Слыла она на всю дивизию, если не дальше, одним из лучших снайперов, Дьявольской Невестой, смелой, умной, лихой девушкой. Болтались, позвякивали у неё на груди, справа, медали, за отвагу и за воинскую доблесть, блестели на плечах сержантские лычки; а всё-таки знала Таня, что не посмотреть ей теперь на небо, как прежде, и, если вернётся, больше не сможет она просто и прямо смотреть в ясные детские Сашенькины глаза; знала, как остро теперь выпирают у неё ключицы и скулы, как строго смотрят чуть ввалившиеся, вечно с синяками под ними, глаза.
Знала Таня, какой ценой заплатила за Дьявольскую Невесту.
Правда, накатывали на неё эти тяжёлые, правдивые мысли волнами. В остальное время чувствовала она себя неплохо, только уставала страшно. Не от работы — просто так. Вечно чувствовала Таня непрошибаемую, вековую усталость.
А однажды утром проснулась и вдруг впервые поняла, что хочет домой. Вот так просто, но раньше эта мысль почему-то не приходила ей в голову. А тогда, августовским утром, потянуло её вдруг в Питер, в родное общежитие, к тихой, спокойной жизни.
Конечно, она себя оборвала. Конечно, сказала: пока враг не уйдёт с нашей земли, никому отдыха не будет.
После того происшествия в медпункте с лёгкой Машкиной руки стала Таня знаменитостью, а больше всего говорили о фенечке, которая якобы счастливая — беду отводит. Говорили так много, что и сама Таня наконец чуть-чуть поверила в это. Конечно, давала её на опасные задания всем, кто просил, а всё-таки берегла, следила, чтобы возвращали.
Приходили весточки и от девчонок: убили Риту Лармину и Дашу Арчевскую, на Таниных глазах подстрелили маленькую Вику Осипову. Так и остались они в полку втроём: Таня, Машка да Валера, которую Колдун тоже забрал к себе.

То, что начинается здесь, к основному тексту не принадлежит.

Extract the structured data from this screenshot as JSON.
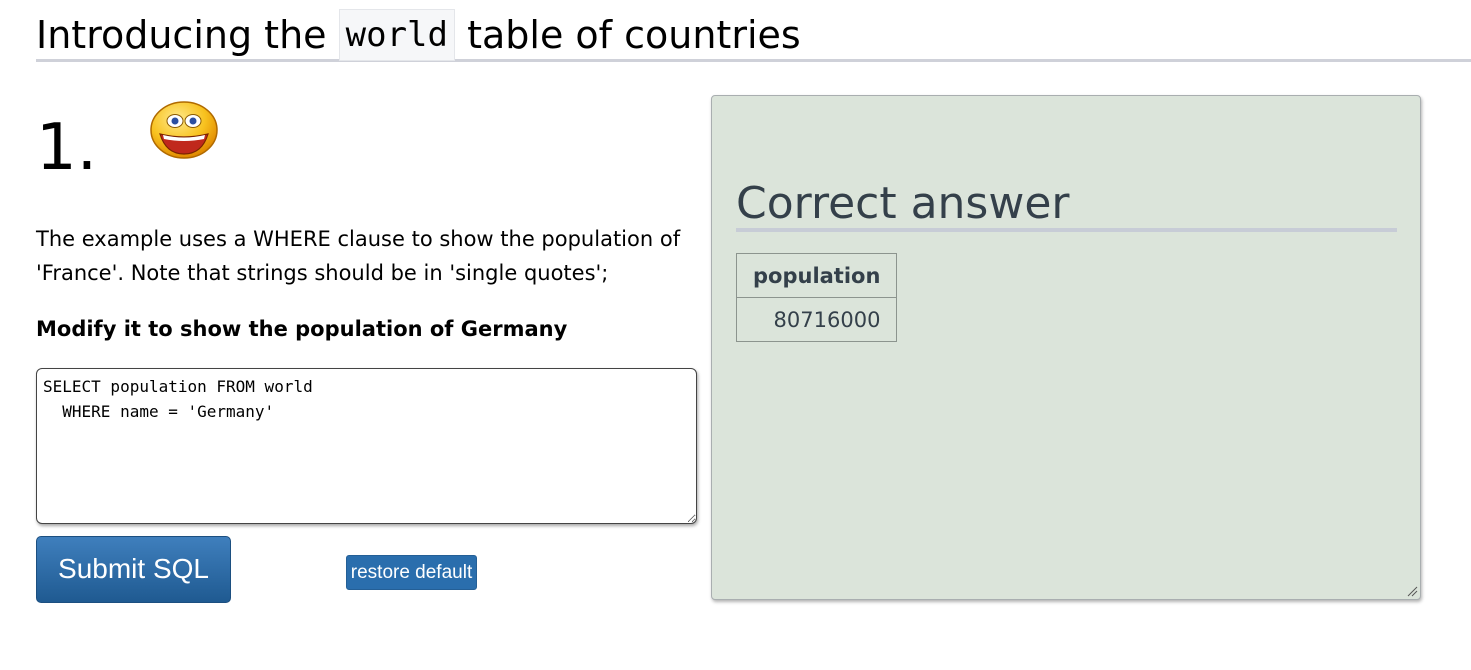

В середине августа несколько дней выдались хорошими, ясными и тёплыми, и всё замечательно было бы, если б была еда. Что конкретно случилось, никто в полку объяснить не мог, но то, что еды не было — это был факт. Ну, голодать несколько дней — дело привычное, к тому же для того и существует неприкосновенный запас всяких сухарей и консервов. Но запас у всех троих был уже истрачен (хотя Таню одолевали смутные сомнения, что хозяйственная Машка выложила не всё), а еды всё не было. Пятый день их кормили каким-то невразумительным пойлом, в котором от супа осталось только название. Было оно почти прозрачным, разве что иногда на дне плавало несколько травинок. Создавалось ощущение, что кормили их водой, в которой поварили пучок сорванной с земли травы. Так что желудки требовательно урчали, животы скручивало, голова кружилась постоянно.